Le gouvernement nigérien s’est bien sûr opposé à ce premier arbitrage et sur la base des décisions de justice, les avocats de Africard CO avaient opéré des saisies de biens et des avoirs du Niger en France et aux Etats Unis notamment des résidences à usage diplomatique à Paris et à New York, des créances destinées au financement des projets de développement auprès de Areva ainsi que le Mont Greboun, l’avion présidentiel.

Le contentieux a pris, à plusieurs reprises, des relents politiques car le gouvernement nigérien n’a eu de cesse de contester la décision des arbitres, accusant même certains magistrats de corruption. Au plus fort du litige, le ministre nigérien des finances, Hassoumi Massaoudou, a même qualifié Africard et ses avocats de « bande d’escroc », tout en promettant que « le Niger ne versera pas un kopeck à cette société ». L’arrangement entre les deux parties est d’ailleurs intervenu alors que plusieurs dossiers sont en instance devant des juridictions nationales, auprès de la CCJA ainsi qu’en France où le Niger avait, il y a quelques mois, pu obtenir par décision judiciaire, la levée de la saisie de certains de ces biens.

Pour les avocats de l’Etat du Niger, c’est une bonne affaire au regard de la somme payée, 5,44 milliards alors qu’Africard réclamait plus de 24 milliards de Fcfa sans compter les frais inhérents aux différentes procédures judiciaires. « Un mauvais arrangement vaut mieux qu’un bon procès », a d’ailleurs commenté, Me Illo Issoufou, avocat de l’Etat du Niger qui fait remarquer qu’en plus de l’économie pour les caisses de l’Etat, ce procès a permis au pays de mettre à jour son patrimoine immobilier avec la découverte d’au moins deux (2) immeubles à usage diplomatique actuellement utiliser par deux missions consulaires de deux pays voisins, le Mali et le Bénin.
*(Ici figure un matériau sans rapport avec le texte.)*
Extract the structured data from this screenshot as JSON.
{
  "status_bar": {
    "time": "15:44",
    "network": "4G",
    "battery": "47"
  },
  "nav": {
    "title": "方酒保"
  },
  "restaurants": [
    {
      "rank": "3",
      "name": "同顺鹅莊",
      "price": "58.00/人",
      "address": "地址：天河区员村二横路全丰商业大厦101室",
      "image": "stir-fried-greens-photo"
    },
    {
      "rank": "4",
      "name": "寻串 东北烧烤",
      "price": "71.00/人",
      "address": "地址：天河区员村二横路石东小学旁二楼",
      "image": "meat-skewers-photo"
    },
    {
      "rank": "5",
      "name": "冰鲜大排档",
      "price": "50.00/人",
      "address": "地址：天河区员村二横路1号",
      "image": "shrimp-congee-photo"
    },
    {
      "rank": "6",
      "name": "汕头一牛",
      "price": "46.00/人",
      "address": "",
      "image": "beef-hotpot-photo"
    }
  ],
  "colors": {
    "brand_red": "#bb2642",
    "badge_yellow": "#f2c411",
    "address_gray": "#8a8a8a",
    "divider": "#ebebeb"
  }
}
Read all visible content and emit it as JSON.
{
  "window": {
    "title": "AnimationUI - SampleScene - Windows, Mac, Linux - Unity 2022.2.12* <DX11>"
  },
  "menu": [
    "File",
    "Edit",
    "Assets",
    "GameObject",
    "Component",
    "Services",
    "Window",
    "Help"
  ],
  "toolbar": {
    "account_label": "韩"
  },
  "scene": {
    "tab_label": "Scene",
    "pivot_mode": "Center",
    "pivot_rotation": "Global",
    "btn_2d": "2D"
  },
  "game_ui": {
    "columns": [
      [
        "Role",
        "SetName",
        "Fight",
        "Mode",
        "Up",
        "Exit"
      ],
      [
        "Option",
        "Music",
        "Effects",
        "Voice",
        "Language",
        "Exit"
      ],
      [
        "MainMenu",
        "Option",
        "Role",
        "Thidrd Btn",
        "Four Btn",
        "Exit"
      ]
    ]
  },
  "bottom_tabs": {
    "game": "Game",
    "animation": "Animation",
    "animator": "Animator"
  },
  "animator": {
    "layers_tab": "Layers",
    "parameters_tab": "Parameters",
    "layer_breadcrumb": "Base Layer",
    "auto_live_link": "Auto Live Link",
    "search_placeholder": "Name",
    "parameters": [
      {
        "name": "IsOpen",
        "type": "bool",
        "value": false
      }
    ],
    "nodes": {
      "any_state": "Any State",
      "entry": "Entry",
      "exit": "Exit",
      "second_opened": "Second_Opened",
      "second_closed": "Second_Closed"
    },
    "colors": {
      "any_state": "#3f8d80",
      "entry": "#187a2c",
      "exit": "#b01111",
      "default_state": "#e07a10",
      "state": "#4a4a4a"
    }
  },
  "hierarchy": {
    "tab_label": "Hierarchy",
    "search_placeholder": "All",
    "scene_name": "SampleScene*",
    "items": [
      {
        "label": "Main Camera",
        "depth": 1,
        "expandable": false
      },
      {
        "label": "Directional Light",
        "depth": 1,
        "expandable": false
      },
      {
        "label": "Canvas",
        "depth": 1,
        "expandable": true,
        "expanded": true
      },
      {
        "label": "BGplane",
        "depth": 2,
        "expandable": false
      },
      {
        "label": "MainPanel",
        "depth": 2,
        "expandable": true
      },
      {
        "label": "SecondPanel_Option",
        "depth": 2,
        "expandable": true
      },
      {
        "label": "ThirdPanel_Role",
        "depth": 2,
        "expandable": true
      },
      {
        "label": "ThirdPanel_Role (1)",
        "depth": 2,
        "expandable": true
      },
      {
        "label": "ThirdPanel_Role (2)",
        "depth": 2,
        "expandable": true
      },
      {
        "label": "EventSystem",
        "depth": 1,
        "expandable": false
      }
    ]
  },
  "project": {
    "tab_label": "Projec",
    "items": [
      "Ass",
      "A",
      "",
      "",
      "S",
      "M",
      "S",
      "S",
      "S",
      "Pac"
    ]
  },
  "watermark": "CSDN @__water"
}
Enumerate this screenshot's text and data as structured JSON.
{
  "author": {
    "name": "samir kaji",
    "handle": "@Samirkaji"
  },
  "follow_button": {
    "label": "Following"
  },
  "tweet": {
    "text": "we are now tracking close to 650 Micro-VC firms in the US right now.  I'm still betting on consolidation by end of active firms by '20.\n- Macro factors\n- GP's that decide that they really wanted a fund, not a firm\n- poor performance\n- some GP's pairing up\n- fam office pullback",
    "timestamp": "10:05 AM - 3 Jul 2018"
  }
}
Cependant, le deal n’est pas du goût de la société civile pour qui le pays a perdu des fonds en raison des erreurs commises par certains responsables qui devraient être poursuivi pour répondre de leurs actes.

Les grandes lignes de l’accord

La République du Niger s’engage, entre autres :

Pour solde de tout compte, à payer à AFRICARD Co LTD la somme de 5.000.000 Euros à titre de règlement forfaitaire, transactionnel et définitif de toutes les réclamations d’AFRICARD Co LTD au titre du litige, somme qui s’ajoute à celle de 3.300.000 Euros déjà perçue par AFRICARD Co LTD le 1er Septembre 2016 au titre de l’Accord Amiable Partiel. Le règlement de cette indemnité transactionnelle doit se faire par virement bancaire sur le compte CARPA du Conseil d’AFRICARD Co LTD au plus tard trente (30) jours après la signature du Protocole d’Accord Transactionnel. Il faut préciser à ce niveau que les 5.000.000 Euros ont été virés le 19 Juillet 2018 alors que le protocole a été signé le 27 juin 2018.

Au plus tard quinze (15) jours après l’accomplissement complet des formalités de main levée et d’extinction de l’intégralité des mesures d’exécution, à se désister de sa constitution de partie civile dans le cadre de la procédure pénale pendante devant le Tribunal de grande Instance Hors Classe de Niamey et le cas échéant à se désister de toute autre plainte et constitution de partie civile n’importe où dans le monde en relation avec le présent litige. Sur ce point, la République du Niger s’est désistée de sa constitution de partie civile devant le Doyen des Juges d’instruction de Niamey par lettre en date du 27 Juillet 2018, lettre reçue le même jour sous N° 95, au Cabinet du Doyen des Juges d’instruction. A ce niveau, il importe de souligner également que la République du Niger n’a même pas attendu la mainlevée complète des saisies avant de se désister de sa constitution de partie civile.

Par ailleurs à ne pas déposer plainte ou à ne pas se constituer partie civile contre AFRICARD Co LTD, ni l’un quelconque de ses dirigeants, associés, salariés, ses conseils ou le tiers financeur du Litige, devant toute juridiction n’importe où dans le monde en relation avec le présent litige.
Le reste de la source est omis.